Auf den ersten Blick ist es wirtschaftlich, Solarstrom statt Mais von den Feldern für unsere Energieversorgung zu ernten. Pro Hektar, also auf einer Fläche von etwa 1,5 Fußballfeldern, können nach Angaben des Bundesinformationszentrums Landwirtschaft 700.000 Kilowattstunden (kWh) Solarstrom oder 23.000 kWh Biogasstrom im Jahr geerntet werden. Mit den garantierten Einspeisevergütungen nach dem Erneuerbaren Energien Gesetz (EEG) liegen die Hektarerträge deutlich über dem Weizenanbau. Hier werden für sechs Tonnen Weizen 1.800 Euro/Hektar erzielt.
Die wesentlich höheren Einnahmen mit dem subventionierten Solarstrom führen zu einem Run auf Freiflächen. Bisher durfte Solarstrom nur auf ungenutzten Flächen, wie ehemalige Müllhalden, Brachland oder Randstreifen an Verkehrswegen gewonnen werden. Mit der praktischen Freigabe von landwirtschaftlich genutzten Flächen kann dann auch Ackerland mit Solarplatten bedeckt werden. Die hohen Vergütungen des Solarstroms erlauben dafür hohe Pachtzahlungen, die weit über den Pachten für landwirtschaftlich genutzte Flächen liegen.
Betriebe mit Pachtland müssen aufgeben
Diese Entwicklung wird viele landwirtschaftliche Betriebe zur Aufgabe zwingen. Denn sie bewirtschaften zu 2/3 Pachtland, für das sie 300 bis 500 Euro/Hektar im Jahr zahlen. Für Solarstromflächen werden dagegen heute 500 bis 1500 Euro/Hektar geboten. Viele Betriebe verkraften diese hohen Pachten nicht und müssen aufgeben. Es droht nicht nur eine Verspiegelung der Landschaft, sondern auch eine kritische Drosselung der Produktion von Nahrungsmittel. Deutschland ist zurzeit noch auf vielen Gebieten Agra-Exportland. Die Energiewende im Namen der Weltklimarettung wird uns bald zum Agra-Importland machen, wie es bei der Stromversorgung schon geschehen ist. Die Vernichtung der Landwirtschaft folgt der Deindustrialisierung.
Von einem Hektar kann man wie schon gesagt 700.000 kWh Solarstrom oder 23.000 kWh Biogasstrom im Jahr ernten. Schon Biogasstrom mit einer EEG-Vergütung von 20 Cent/kWh führt zu einem Erlös von 4.600 Euro/Hektar. Das ist mehr als das Doppelte für landwirtschaftliche Produkte. Doch viel üppiger ist der Erlös für Solarstrom mit 56.000 Euro/Hektar. (Ende September wurden Solarinstallationen mit 8,3 Cent/kWh genehmigt). Das gilt auch nach Abzug der Finanzierungskosten für die Solaranlage. Profiteure haben das längst erkannt. Im Internet wächst die Suche nach landwirtschaftlichen Flächen für Solarstrom. Es werden hohe Pachtzahlungen geboten, die für eine wirtschaftliche Nahrungsproduktion nicht tragbar sind.

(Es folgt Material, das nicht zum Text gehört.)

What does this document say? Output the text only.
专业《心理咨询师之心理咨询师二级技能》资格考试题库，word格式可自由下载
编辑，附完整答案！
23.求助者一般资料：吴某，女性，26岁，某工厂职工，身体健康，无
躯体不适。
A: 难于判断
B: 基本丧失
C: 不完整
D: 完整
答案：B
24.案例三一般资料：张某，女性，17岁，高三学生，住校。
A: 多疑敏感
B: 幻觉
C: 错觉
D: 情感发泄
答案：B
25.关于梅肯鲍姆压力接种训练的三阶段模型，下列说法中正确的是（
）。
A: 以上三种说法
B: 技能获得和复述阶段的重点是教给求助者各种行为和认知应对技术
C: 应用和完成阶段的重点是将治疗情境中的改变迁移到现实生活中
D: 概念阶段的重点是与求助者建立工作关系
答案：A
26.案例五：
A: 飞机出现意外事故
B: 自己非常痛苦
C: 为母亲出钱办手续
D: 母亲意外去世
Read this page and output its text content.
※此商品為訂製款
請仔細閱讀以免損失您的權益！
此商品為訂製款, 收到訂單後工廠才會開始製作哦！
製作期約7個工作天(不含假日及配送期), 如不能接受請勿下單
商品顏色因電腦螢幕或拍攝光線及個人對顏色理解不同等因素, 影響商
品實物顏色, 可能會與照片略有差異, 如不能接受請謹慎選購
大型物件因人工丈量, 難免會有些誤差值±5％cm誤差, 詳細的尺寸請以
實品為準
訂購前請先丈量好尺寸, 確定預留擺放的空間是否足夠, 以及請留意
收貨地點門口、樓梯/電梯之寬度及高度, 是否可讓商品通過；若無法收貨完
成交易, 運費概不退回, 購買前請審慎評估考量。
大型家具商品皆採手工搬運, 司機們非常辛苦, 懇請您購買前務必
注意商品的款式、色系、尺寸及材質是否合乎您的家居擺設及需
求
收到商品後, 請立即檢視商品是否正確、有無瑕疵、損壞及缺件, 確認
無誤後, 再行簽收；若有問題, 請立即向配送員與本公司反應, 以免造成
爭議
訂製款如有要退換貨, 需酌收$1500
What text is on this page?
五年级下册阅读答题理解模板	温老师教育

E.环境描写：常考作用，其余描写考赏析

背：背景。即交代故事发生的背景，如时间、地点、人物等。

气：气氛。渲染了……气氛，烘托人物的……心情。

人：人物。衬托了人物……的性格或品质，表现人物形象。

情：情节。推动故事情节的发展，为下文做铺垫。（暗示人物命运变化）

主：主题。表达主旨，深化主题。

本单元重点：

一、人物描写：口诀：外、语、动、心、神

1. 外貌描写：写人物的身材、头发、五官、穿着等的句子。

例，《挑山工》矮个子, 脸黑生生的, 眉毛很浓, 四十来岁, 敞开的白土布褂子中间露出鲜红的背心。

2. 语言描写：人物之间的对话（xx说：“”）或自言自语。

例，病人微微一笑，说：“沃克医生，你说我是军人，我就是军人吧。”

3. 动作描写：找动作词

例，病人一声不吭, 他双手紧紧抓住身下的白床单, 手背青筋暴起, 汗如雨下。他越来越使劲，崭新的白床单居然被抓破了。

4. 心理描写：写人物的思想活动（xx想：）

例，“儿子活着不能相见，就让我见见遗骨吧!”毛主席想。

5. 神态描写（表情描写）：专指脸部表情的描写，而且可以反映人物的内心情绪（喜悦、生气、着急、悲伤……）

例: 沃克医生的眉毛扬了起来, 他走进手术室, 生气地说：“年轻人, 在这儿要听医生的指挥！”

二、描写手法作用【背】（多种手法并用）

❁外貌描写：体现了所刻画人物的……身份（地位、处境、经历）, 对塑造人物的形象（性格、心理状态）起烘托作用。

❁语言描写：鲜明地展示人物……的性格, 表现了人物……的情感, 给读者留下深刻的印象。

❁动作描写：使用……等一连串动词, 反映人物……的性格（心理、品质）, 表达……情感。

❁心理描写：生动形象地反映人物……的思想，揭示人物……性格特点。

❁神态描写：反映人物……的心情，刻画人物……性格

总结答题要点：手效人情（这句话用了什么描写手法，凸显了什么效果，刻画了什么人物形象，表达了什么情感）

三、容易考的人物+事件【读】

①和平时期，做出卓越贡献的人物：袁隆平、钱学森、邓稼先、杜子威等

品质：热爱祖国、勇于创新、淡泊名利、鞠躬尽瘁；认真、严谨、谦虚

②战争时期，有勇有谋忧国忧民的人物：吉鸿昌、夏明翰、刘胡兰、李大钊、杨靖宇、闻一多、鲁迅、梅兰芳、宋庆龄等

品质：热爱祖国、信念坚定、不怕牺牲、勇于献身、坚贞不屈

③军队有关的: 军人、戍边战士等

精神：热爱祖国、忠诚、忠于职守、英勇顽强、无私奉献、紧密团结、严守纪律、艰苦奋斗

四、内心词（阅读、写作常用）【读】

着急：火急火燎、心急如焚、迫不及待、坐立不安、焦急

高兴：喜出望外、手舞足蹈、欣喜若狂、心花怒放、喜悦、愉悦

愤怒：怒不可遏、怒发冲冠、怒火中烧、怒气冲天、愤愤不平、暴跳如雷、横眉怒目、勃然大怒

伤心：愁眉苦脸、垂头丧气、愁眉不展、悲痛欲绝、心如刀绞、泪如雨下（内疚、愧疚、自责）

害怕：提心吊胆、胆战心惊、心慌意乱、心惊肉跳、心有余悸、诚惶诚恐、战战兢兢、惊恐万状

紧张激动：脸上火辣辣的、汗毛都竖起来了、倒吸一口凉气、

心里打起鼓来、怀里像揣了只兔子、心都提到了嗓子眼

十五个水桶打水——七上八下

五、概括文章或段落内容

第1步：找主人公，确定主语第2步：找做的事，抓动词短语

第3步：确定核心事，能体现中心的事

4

Ackerland reicht nicht für Biogasstrom
Eine Ausweitung des Biogasstroms ist nicht sinnvoll. Die Erzeugung ist zu teuer und es steht nicht genug Fläche zur Verfügung. Biogasstrom deckt acht Prozent des Strombedarfs, der mit 10,4 Prozent der Ackerfläche erzeugt wird.
Zu viel Solarstrom
Solarstrom ist vom Wetter abhängig. Er schwankt im Sommer zwischen 0 Prozent nachts und 60 Prozent zur Mittagszeit seiner installierten Leistung. Im Winter ist der Ertrag wesentlich geringer. Gibt es zu wenig Solarstrom, müssen andere Quellen die Versorgung übernehmen. Überschuss muss dagegen kostenpflichtig entsorgt werden (negative Börsenpreise), um das Netz nicht zu überlasten, denn ausreichende Stromspeicher gibt es nicht und wird es vermutlich auf lange Zeit nicht geben. In diesem Jahr hatten wir bereits 190 Stunden mit negativen Strompreisen und Entsorgungskosten im dreistelligen Millionenbereich. Die Entsorgung des teuer vergüteten Solarstroms macht ihn noch teurer – preiswerter wäre die Abschaltung der Anlagen und die Leistung der Ersatzzahlungen.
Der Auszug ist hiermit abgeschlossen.